Nader, Jaclynne H; Bourgeois, Florence; Bagatell, Rochelle; Moreno, Lucas; Pearson, Andrew D J; DuBois, Steven G.
Afiliação
  • Nader JH; UMass Chan Medical School, Worcester, Massachusetts, USA.
  • Bourgeois F; Harvard Medical School, Boston, Massachusetts, USA.
  • Bagatell R; Pediatric Therapeutics and Regulatory Science Initiative, Computational Health Informatics Program (CHIP), Boston Children's Hospital, Boston, Massachusetts, USA.

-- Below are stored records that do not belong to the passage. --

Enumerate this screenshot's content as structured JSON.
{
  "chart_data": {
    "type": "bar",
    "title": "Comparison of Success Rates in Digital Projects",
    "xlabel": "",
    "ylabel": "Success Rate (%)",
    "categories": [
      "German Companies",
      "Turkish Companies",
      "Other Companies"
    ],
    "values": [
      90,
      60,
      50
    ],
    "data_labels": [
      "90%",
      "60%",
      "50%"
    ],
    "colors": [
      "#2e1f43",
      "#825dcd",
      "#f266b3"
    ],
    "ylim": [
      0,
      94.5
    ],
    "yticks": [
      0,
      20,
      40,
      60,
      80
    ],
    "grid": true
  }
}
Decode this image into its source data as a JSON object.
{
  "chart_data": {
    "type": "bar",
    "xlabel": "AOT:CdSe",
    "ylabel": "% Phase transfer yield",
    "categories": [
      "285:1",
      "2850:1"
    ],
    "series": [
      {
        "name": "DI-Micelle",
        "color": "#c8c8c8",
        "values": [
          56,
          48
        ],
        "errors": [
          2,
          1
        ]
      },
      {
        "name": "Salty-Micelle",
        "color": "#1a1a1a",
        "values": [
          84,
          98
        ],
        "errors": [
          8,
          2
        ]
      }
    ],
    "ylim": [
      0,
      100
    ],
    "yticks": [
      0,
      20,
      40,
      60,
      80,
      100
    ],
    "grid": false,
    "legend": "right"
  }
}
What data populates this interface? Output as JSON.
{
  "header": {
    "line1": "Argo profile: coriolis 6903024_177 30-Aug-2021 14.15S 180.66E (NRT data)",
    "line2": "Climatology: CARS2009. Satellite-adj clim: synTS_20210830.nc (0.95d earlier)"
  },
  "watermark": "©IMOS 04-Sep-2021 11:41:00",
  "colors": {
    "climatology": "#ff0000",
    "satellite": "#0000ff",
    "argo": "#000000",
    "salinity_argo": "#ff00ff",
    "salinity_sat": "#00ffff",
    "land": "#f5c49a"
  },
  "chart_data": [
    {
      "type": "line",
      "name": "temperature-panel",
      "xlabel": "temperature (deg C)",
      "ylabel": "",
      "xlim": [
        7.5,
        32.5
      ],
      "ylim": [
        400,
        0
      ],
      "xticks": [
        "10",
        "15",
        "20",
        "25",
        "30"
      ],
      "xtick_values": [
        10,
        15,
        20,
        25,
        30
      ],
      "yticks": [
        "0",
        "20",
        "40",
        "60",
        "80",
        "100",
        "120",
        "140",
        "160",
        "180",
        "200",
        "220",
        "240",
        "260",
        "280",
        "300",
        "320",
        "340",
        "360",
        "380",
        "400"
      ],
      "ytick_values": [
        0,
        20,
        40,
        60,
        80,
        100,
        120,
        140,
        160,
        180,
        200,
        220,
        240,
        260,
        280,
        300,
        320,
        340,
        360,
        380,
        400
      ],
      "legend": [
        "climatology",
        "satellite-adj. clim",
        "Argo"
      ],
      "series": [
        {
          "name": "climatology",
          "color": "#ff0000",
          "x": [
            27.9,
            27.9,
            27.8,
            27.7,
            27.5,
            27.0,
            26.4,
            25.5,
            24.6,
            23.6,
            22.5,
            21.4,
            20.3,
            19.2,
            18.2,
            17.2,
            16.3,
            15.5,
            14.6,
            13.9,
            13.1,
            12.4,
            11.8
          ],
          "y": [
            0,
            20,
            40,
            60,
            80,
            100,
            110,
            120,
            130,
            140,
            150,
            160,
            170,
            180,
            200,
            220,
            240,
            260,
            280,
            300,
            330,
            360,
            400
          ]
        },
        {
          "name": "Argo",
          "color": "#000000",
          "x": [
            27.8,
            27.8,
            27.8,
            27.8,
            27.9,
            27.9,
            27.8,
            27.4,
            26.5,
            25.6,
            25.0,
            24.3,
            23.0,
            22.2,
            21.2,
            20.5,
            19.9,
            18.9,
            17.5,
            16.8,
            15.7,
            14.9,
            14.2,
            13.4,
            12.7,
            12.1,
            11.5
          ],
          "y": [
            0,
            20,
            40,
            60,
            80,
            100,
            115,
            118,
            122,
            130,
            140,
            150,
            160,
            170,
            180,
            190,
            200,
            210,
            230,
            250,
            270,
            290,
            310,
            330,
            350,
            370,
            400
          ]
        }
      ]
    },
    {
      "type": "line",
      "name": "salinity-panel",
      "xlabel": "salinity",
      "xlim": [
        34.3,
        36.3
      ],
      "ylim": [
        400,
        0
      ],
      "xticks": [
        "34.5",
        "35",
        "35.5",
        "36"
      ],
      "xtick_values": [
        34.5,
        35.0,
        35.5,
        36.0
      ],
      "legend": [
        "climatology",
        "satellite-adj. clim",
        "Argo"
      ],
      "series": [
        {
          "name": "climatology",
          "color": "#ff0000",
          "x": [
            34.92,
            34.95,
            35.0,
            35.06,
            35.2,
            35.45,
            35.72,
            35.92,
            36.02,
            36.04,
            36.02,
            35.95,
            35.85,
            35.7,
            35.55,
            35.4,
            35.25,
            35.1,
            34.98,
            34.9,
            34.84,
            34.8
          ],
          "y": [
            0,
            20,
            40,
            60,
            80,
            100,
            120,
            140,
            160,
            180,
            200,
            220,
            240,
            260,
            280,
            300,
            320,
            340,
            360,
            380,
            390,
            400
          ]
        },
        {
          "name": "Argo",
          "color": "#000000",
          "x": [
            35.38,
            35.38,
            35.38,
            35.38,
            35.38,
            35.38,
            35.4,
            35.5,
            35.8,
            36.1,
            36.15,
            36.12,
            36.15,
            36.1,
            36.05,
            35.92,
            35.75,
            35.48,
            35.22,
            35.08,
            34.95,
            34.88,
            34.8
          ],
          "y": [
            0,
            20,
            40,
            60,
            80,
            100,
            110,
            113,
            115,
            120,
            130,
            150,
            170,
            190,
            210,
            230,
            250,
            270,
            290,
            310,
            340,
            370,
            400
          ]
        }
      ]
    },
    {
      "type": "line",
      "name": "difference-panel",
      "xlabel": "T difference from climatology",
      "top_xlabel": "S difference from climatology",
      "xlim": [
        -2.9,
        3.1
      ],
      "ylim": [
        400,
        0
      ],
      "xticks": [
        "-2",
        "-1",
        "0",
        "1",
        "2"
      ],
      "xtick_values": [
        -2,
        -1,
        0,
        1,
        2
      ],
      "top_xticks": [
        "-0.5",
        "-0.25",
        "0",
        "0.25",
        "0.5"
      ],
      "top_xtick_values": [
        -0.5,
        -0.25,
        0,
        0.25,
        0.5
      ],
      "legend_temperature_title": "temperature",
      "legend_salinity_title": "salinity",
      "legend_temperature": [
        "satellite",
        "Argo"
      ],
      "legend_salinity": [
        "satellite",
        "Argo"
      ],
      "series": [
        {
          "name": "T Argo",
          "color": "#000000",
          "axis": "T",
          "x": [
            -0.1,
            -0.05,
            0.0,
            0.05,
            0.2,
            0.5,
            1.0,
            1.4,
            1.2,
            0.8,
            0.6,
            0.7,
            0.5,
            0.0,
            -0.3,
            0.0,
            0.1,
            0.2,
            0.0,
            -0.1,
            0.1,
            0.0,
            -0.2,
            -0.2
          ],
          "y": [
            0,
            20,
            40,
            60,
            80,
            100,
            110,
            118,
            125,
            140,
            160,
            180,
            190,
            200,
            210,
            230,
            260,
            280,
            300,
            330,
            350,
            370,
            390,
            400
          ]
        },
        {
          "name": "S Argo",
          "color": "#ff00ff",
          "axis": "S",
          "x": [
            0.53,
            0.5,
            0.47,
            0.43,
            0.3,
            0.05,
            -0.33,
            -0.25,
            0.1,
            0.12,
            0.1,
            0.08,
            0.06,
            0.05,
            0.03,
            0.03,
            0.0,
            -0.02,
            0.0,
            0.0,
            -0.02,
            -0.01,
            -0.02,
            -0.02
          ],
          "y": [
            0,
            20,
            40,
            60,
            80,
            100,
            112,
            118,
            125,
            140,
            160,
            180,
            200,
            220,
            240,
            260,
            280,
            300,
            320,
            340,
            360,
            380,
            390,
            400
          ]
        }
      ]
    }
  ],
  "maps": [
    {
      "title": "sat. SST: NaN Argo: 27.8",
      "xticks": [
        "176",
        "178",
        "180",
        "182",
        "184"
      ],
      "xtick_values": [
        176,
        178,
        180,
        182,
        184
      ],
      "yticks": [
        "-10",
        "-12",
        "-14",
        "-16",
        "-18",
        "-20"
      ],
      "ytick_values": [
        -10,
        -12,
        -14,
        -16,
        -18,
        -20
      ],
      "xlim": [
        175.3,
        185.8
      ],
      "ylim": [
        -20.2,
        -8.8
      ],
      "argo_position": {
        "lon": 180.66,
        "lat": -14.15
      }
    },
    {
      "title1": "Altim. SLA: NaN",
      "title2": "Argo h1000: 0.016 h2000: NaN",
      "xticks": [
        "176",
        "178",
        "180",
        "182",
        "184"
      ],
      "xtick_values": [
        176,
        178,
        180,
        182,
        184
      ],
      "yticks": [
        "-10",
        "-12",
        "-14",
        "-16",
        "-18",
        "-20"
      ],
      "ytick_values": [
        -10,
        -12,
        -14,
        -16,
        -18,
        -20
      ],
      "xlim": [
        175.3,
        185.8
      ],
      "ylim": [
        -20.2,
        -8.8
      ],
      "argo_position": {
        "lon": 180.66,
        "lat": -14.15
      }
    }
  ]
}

  • Moreno L; Department of Pediatrics, University of Pennsylvania Perelman School of Medicine and Children's Hospital of Philadelphia, Philadelphia, Pennsylvania, USA.
  • Pearson ADJ; Paediatric Oncology and Haematology Division, Vall d'Hebron Hospital, Barcelona, Spain.
  • DuBois SG; Division of Clinical Studies, Institute of Cancer Research, Royal Marsden Hospital, Sutton, UK.
Pediatr Blood Cancer ; 70(5): e30106, 2023 05.
Article em En | MEDLINE | ID: mdl-36458672
BACKGROUND: Understanding the landscape of clinical trials for patients with neuroblastoma may inform efforts to improve drug development. PROCEDURE: We evaluated therapeutic trials for patients with neuroblastoma from 2011 to 2020 in our search using clinical trial information from ClinicalTrials.gov, Clinicaltrialregister.eu, PubMed, and American Society of Clinical Oncology (ASCO) annual meeting collection. Trends in trials and treatments over time were evaluated qualitatively. RESULTS: A total of 192 trials met inclusion criteria. A median of 20.5 trials were started per year, which was stable over time. There were 87 (45%) phase 1, 100 (51%) phase 2, and only five (2.6%) phase 3 trials. The median time to completion was 4.9 years for phase 1 and 2 trials (no phase 3 trials reported as completed during the study period). In all, 34% of trials were international, while 20% of trials were intercontinental. Eighty-nine percent of nonmyeloablative trials included at least one novel agent. 48% of these trials studied combination therapies, and 86% of these combinations included conventional chemotherapy. Among 157 trials that included a targeted agent, 78 targets were identified, with GD2 being the primary target under investigation in 16.7% of these trials. Only eight trials were included in regulatory decisions, which led to European Medicines Agency (EMA) or Food and Drug Administration (FDA) approval for neuroblastoma. CONCLUSIONS: The large number of trials initiated per year, the range of targets, and the rate of intercontinental collaboration are encouraging. The paucity of late-stage trials, the prolonged trial duration, and relative lack of combination studies are major causes of concern. This work will inform future drug development for neuroblastoma.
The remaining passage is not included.